[Film] Strange Door and Dark Blade, de Chris Huo (2022)


Pendant la période de paix des Song et des Liao, Tang Ziyan, un agent formé à l’origine par l’organisation secrète « Phoenix Fire Army », est affecté au département de la ville impériale à Pékin. Alors que Tang Ziyan souhaitait quitter tranquillement son poste et passer le reste de sa vie avec son mari Zhou Qian, ce dernier est enlevé par l’Armée du Feu du Phénix pour menacer Tang Ziyan. Cette dernière se voit maintenant confier une nouvelle mission par l’armée : Assassiner l’envoyé en visite de la dynastie du Nord.


Avis de Cherycok :
On le dit à chaque fois mais Chris Huo est un réalisateur de DTV chinois qui à chaque film confirme qu’il est au-dessus de la masse. C’est très simple, demandez à n’importe quel amateur de la chose de faire son top 10 des DTV chinois, et vous êtes sûrs d’y retrouver des films de sa filmographie. Des films tels que Blind War (2021), The Sniper (2021) ou King of Snipers (2023) sont réellement bons et n’ont pas à rougir de la comparaison avec leurs homologues hongkongais de la période de l’âge d’or. Jusqu’à présent, je ne m’étais intéressé qu’aux films contemporains de sa filmographie, mais Chris Huo a bien plus œuvré dans le genre du wu xia pian avec les sagas Demon Department (4 films) et Martial Universe (2 films), ainsi que d’autres films one shot tels que The Last Wulin 2 (2018) ou le Strange Door and Dark Blade (2022) qui nous intéresse ici. Nous sommes ici dans du wu xia pian fantasy, avec une enquête lorgnant vers le fantastique comme la célèbre série des Detective Dee, et le résultat, bien qu’imparfait, est sincèrement des plus plaisants et prouve que, oui, si on lui donner un gros budget et qu’on le sortait des contraintes du DTV pour ls streaming, Chris Huo pourrait vraiment se lâcher et nous pondre de bons gros divertissements réussis.

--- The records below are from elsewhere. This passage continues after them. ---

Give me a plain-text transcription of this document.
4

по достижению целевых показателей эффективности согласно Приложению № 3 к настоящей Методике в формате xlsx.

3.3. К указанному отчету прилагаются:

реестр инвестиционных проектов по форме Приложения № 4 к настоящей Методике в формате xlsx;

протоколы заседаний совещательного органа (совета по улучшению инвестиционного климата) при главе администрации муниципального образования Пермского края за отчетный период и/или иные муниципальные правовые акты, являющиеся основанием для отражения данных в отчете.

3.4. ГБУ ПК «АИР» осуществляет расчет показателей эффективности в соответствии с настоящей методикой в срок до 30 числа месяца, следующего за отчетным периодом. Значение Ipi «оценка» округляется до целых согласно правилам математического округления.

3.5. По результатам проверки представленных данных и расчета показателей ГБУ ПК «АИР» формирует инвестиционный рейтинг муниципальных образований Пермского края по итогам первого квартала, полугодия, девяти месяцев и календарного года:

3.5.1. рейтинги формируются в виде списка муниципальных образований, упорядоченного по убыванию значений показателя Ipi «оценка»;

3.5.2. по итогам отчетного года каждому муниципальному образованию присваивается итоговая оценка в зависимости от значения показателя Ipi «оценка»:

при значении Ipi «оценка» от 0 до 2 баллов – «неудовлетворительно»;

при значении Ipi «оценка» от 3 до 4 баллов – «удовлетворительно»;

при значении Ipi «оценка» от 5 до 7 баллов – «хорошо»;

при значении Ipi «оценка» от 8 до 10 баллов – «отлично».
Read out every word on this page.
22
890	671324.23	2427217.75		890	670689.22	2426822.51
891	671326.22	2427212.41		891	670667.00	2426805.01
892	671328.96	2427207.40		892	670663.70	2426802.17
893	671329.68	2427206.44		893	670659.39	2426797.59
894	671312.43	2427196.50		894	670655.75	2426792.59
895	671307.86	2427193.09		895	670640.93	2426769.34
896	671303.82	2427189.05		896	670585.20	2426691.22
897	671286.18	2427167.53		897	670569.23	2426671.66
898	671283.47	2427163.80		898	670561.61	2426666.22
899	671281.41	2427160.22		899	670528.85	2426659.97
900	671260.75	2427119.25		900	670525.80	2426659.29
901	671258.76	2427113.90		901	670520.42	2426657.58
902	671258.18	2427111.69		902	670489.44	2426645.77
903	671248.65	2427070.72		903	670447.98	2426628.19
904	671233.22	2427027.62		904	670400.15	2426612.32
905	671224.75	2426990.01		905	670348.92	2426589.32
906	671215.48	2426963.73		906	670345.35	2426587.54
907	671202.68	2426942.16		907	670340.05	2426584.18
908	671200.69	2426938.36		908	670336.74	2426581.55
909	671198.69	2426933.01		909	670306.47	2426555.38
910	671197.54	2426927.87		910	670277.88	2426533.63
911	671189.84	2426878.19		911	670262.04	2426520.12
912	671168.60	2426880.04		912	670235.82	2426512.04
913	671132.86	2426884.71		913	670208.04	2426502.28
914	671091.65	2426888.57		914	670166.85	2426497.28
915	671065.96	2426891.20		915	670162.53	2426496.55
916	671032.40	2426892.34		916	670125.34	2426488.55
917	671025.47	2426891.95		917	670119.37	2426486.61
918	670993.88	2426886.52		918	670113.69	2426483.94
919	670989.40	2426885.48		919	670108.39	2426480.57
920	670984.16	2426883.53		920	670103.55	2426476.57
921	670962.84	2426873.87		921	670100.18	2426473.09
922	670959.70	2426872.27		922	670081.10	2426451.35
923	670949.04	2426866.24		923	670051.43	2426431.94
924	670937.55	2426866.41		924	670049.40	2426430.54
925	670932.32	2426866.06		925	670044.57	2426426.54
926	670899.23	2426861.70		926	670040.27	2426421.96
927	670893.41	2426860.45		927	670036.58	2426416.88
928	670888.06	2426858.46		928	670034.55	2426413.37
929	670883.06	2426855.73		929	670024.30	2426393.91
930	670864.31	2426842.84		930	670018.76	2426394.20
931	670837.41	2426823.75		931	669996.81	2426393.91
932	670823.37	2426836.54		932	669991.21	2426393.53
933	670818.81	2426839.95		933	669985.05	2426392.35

Dès les premières images, on constate que Huo a toujours un aussi grand sens de l’esthétique, aussi bien au niveau des couleurs que de la composition des plans, souvent superbes. On sent un réalisateur impliqué qui a envie que la reproduction d’époque soit la plus juste esthétiquement parlant. Les costumes sont beaux, les décors sont beaux, et à part quelques CGI en deçà, dont certains fonds verts assez moches (on y reviendra plus bas), et quelques effets parfois un peu clipesques s’inspirant du cinéma de Wong Kar-Wai, il n’y a pas grand-chose à redire. Il en résulte des affrontements souvent de grande qualité visuellement parlant, avec des ralentis stylisés quand ille faut pour accentuer certains mouvements / coups, une caméra énergique et un résultat toujours lisible et du plus bel effet. Les chorégraphies sont travaillées. Chris Huo est un artiste martial (il a longtemps pratiqué plusieurs disciplines) et il s’entoure toujours d’une équipe qui sait de quoi elle parle lorsqu’il faut mettre en scène de l’action. C’est beau, c’est rapide, c’est intense, et certains combats sont parmi les meilleurs qu’on ait pu voir dans un DTV chinois (même si je suis loin d’avoir tout vu), rivalisant presque avec les wu xia pian hongkongais des années 90. Difficile de dire si les acteurs principaux sont de véritables artistes martiaux (c’est parfois compliqué de chercher des informations sur tous ces acteurs chinois) mais une chose est sûre, c’est que Huo a fait du bon boulot avec eux. Liu Yong-Xi (Hua Mulan, Legend of Magic Jade), qui incarne le personnage principal, est une actrice plutôt talentueuse et elle est entourée d’une foule d’acteurs-trices assez charismatiques qu’on arrive à reconnaitre de plus en plus dans la masse d’acteurs chinois souvent lisses et interchangeables. On est content de retrouver Yang Xing, une habituée du réalisateur puisqu’elle est récemment apparue dans Blind War et The King of Snipers de Huo.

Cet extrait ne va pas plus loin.